That’ll Never Work!
Screenwriter William Goldman is probably more famous for a throwaway comment than for any of his fine work for Hollywood. The comment? “Nobody knows anything.”
Admittedly he was speaking specifically about Hollywood, but the same saying could be apppled to almost any industry – including the exhibition business.
So my assertion is that nobody can say what will definitely work on your stand and what won’t. What we can say is that some things very probably will not work and some probably will.
For example: prize draws, serving coffee/drinks, giveaways, tables/chairs/settees and your top salespeople, very probably will not work.
Whereas: a definite target, an intriguing strap line, a planned process for dealing with visitors, no literature and daily debriefs, probably will work.
Let’s look more closely at some of these ideas:
Prize draws. You’ve no doubt seen these. A goldfish bowl or similar container stands proudly near the front of the stand. Next to it are the words, “Drop your business in here for a chance to win a bottle of champagne/iPad/MP3 player/golf lesson. So what happens? A lot of people like me (people who have no interest in your products or services) drop their business cards in in the hope of winning the prize. You take these ‘leads’ back to the office and divide them up among your sales team. Those with experience drop them straight in the bin. Those wothout spend frustrating hours trying to sell to a bunch of non-prospects. You assess the results of the show and conclude that exhibitions do not work.
Salespeople. Your top salesperson is a disaster at a trade show. Why? Because (s)he knows too much about your products or services and (s)he is too eager to talk about them. Sure, there may be a few sales made – but how many hot prospects have strolled by while your team is busy talking? The essence of a trade show is to get as many qualified leads as possible, and to clinch the sales later.

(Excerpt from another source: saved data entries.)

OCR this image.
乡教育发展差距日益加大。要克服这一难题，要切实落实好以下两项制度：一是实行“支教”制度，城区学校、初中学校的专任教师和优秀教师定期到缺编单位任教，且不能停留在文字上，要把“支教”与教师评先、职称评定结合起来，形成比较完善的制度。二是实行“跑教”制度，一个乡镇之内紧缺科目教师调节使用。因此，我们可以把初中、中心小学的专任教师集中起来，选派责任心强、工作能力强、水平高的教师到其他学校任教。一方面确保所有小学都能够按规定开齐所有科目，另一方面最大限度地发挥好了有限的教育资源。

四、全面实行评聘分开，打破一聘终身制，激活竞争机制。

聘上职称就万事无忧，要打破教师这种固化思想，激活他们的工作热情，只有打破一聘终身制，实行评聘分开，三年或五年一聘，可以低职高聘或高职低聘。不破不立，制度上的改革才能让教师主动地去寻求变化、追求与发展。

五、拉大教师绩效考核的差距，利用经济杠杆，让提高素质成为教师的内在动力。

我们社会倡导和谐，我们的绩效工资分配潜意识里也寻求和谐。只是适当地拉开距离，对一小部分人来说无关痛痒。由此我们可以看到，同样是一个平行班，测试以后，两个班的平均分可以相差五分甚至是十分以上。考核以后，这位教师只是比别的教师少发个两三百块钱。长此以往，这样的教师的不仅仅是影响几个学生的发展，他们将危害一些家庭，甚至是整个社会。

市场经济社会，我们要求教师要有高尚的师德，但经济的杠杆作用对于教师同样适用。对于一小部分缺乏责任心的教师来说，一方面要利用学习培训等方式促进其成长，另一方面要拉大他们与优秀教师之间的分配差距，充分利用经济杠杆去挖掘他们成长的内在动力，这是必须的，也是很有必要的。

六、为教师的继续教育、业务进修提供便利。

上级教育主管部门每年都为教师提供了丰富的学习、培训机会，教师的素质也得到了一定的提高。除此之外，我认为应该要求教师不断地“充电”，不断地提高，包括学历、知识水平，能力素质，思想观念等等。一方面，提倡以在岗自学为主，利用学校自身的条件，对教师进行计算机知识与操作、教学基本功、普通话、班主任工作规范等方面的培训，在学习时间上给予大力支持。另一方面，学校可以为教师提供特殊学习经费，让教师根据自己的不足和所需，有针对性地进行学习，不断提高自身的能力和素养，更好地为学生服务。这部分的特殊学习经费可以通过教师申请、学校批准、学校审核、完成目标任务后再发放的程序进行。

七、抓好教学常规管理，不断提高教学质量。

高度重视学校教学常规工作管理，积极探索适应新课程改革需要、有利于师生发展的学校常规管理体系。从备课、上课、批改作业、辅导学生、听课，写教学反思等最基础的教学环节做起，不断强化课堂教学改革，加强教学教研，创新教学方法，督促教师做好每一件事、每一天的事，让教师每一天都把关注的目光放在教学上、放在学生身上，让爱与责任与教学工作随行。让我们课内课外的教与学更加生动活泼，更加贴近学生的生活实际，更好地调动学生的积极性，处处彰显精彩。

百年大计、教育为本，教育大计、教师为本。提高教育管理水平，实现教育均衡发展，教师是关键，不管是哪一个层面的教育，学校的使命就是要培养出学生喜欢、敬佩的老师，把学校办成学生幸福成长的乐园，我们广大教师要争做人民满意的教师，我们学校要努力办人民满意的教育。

No literature. Give a prospect your literature and you reduce the chances of a successful follow-up call dramatically. The prospect now thinks they have all the information they need. A few days after the show, you call to be told, “I’ve got your literature; I’ll call you if I need anything.” CLICK. Or, worse, “I haven’t had time to read your literature yet, give me a call in a couple of weeks.” Two weeks later, you call to hear, “Who? What show?”
And so it goes on. I can justify all my points – and may well do so in future articles. Meantime, my advice is not to do what everyone else is doing; mostly they are doing it wrong! Think about what you would like to experience when you go to an exhibition – and give your visitors that!